In Bastrop, Stronza drives steadily, not speedily, east along Texas Highway 21. I feel conflicted about the fact that I’m hoping to find an animal that’s been hit, and we do pass a few that are either in too dangerous of a location on the busy road or too far gone to handle. We spot an owl in the median, and Stronza says that seeing a bird’s feathers ruffle in the wind as cars drive by breaks her heart. Most people feel for cats, dogs, or deer along the road, but snakes, armadillos, and skunks don’t elicit the same response. Some passersby will even swerve on purpose to run over a snake. Stronza talks about the “hierarchy of grief” and her hopes that the new exhibit at A&M might help people view a rat snake with as much respect as they do a beloved cat or dog. “In America especially, we have an aversion to death, and we’re not good at talking about it,” she says. “We don’t see these animals as worthy of our grief.”

As fate would have it, we spot a black cat lying in the median along Highway 21. Stronza finds a safe place to pull over. We hop out, and she grabs a lavender-colored blanket from the back. Walking into the middle of a busy Texas highway to retrieve a deceased cat is not one of my bucket list items, but I dutifully follow behind Stronza. She gently picks up the animal, whispers a few words of comfort, and dashes back to the Forester. She places the cat in the back, and we drive a few feet to a safe side road, where she puts the body on the grass and gathers leaves to place over it. Stronza says about 80 percent of her memorials are left near roadsides. She only brings them home if they’re in good condition and she finds them close by. While she’s leaf hunting, a man in a pickup stops and asks if we need help. I smile and say we’re just fine, and he pulls away with a confused look on his face, likely because I’m standing out in the wind and cold next to a dead cat.

This Texas Photographer Turns Dead Animals Into Poignant Portraits
Skunk, 2023.Amanda Stronza

Once she explains what she’s up to, Stronza says, most onlookers who stop to see what she’s doing find it “beautiful” or comforting. A state trooper once pulled over, and instead of scolding her, he thanked her. When she was memorializing a wild hog on the side of the road, two women with “big Texas hair” slowed to a crawl and rolled down the car window. Stronza braced herself for an admonition.
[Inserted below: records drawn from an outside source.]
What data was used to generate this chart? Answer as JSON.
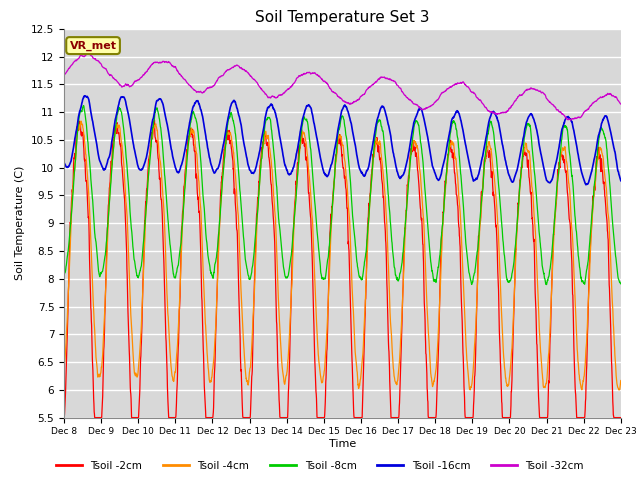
{
  "title": "Soil Temperature Set 3",
  "xlabel": "Time",
  "ylabel": "Soil Temperature (C)",
  "ylim": [
    5.5,
    12.5
  ],
  "yticks": [
    5.5,
    6.0,
    6.5,
    7.0,
    7.5,
    8.0,
    8.5,
    9.0,
    9.5,
    10.0,
    10.5,
    11.0,
    11.5,
    12.0,
    12.5
  ],
  "xtick_labels": [
    "Dec 8",
    "Dec 9",
    "Dec 10",
    "Dec 11",
    "Dec 12",
    "Dec 13",
    "Dec 14",
    "Dec 15",
    "Dec 16",
    "Dec 17",
    "Dec 18",
    "Dec 19",
    "Dec 20",
    "Dec 21",
    "Dec 22",
    "Dec 23"
  ],
  "plot_bg_color": "#d8d8d8",
  "grid_color": "#ffffff",
  "legend_label": "VR_met",
  "series_colors": [
    "#ff0000",
    "#ff8c00",
    "#00cc00",
    "#0000dd",
    "#cc00cc"
  ],
  "series_labels": [
    "Tsoil -2cm",
    "Tsoil -4cm",
    "Tsoil -8cm",
    "Tsoil -16cm",
    "Tsoil -32cm"
  ],
  "n_days": 15,
  "n_points_per_day": 144
}
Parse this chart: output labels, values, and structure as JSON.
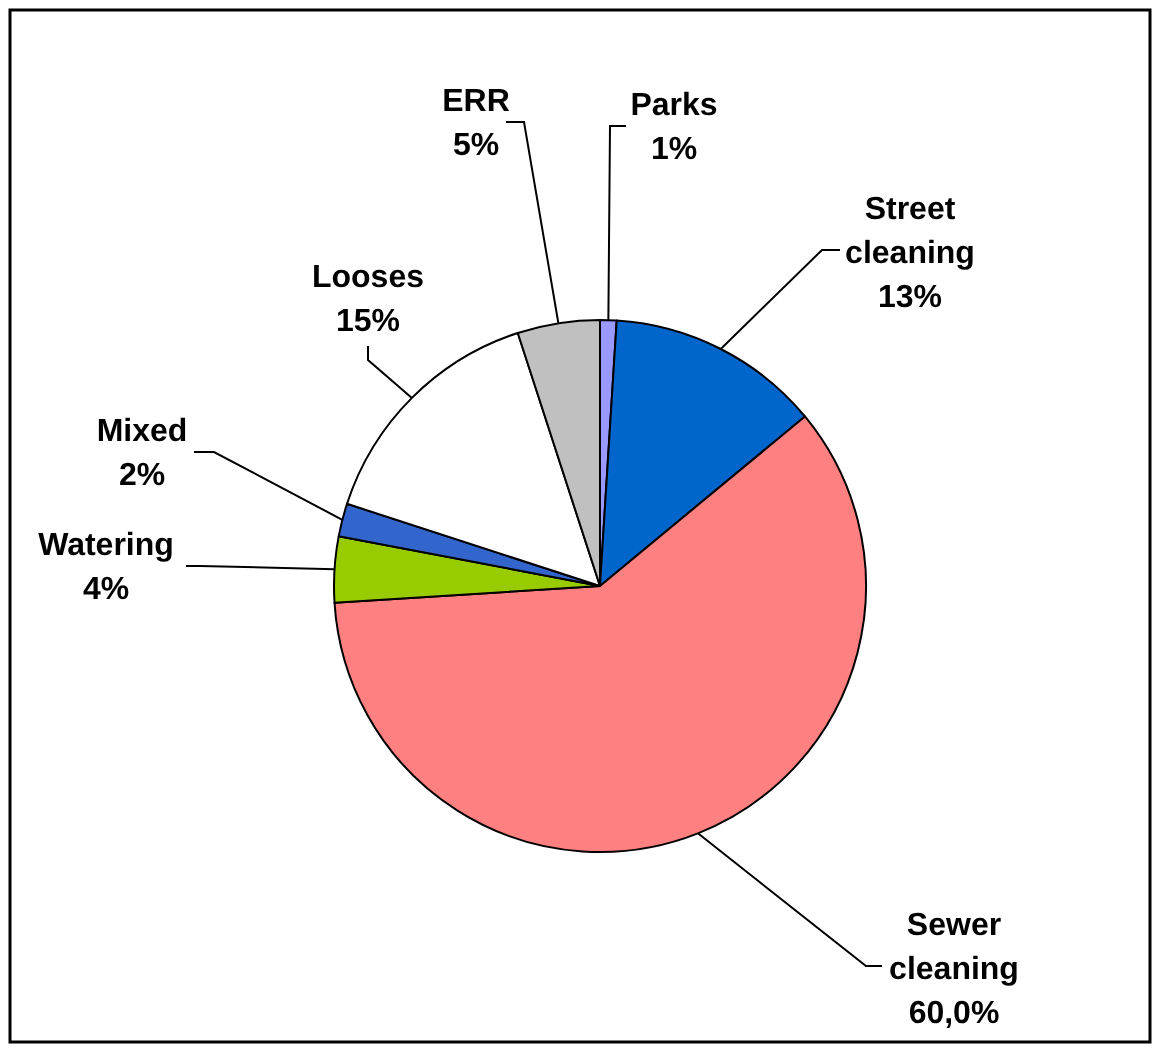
{
  "chart_data": {
    "type": "pie",
    "categories": [
      "Parks",
      "Street cleaning",
      "Sewer cleaning",
      "Watering",
      "Mixed",
      "Looses",
      "ERR"
    ],
    "values": [
      1,
      13,
      60.0,
      4,
      2,
      15,
      5
    ],
    "colors": [
      "#9999ff",
      "#0066cc",
      "#ff8080",
      "#99cc00",
      "#3366cc",
      "#ffffff",
      "#c0c0c0"
    ],
    "value_labels": [
      "1%",
      "13%",
      "60,0%",
      "4%",
      "2%",
      "15%",
      "5%"
    ]
  }
}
Once she explained herself, though, the women said they were moved. Stronza always has a microchip scanner in the car, so she can make sure an animal didn’t belong to someone. So far, she hasn’t had to go knock on a stranger’s door to deliver bad news.

When she finishes taking photos and saying kind words to the cat, we drive a little farther east and stop for a raccoon. Stronza, unsurprisingly, loves raccoons. We find a safe spot for her to place the animal. Cars and trucks speed along the highway, their tires creating a cacophony of sound as she crouches down to arrange leaves over the raccoon’s fur. “This is what I hear,” she says of the road noise. “I hear how violent it is, how it must feel to be a raccoon.”

Since telling most Texans to quit driving cars is out of the question, Stronza and Goldfarb both suggest that driving more conscientiously would be a good place to start. In 2021, Congress passed the Infrastructure Investment and Jobs Act, which includes $350 million for wildlife-vehicle collision reduction grants. Wildlife crossings, designed to give animals safe passage over or under roads, are one way to decrease deaths. In San Antonio, the 150-foot Robert L. B. Tobin Land Bridge is used by deer, rabbits, and possums, while concrete culverts provide safe passage for ocelots in South Texas.

Stronza lives and teaches in College Station during the week and stays at her place in Austin on the weekends, so she frequently drives along Highway 21. I ask her how often she stops to photograph dead animals. She tells me she pulls over at least twice each time she makes the drive, but she has to limit herself. “I can’t stop for every animal I see, but it’s hard for me to not turn around,” Stronza says as we drive back toward Bastrop. “I like bearing witness to these animals, because so many of us don’t look at all.”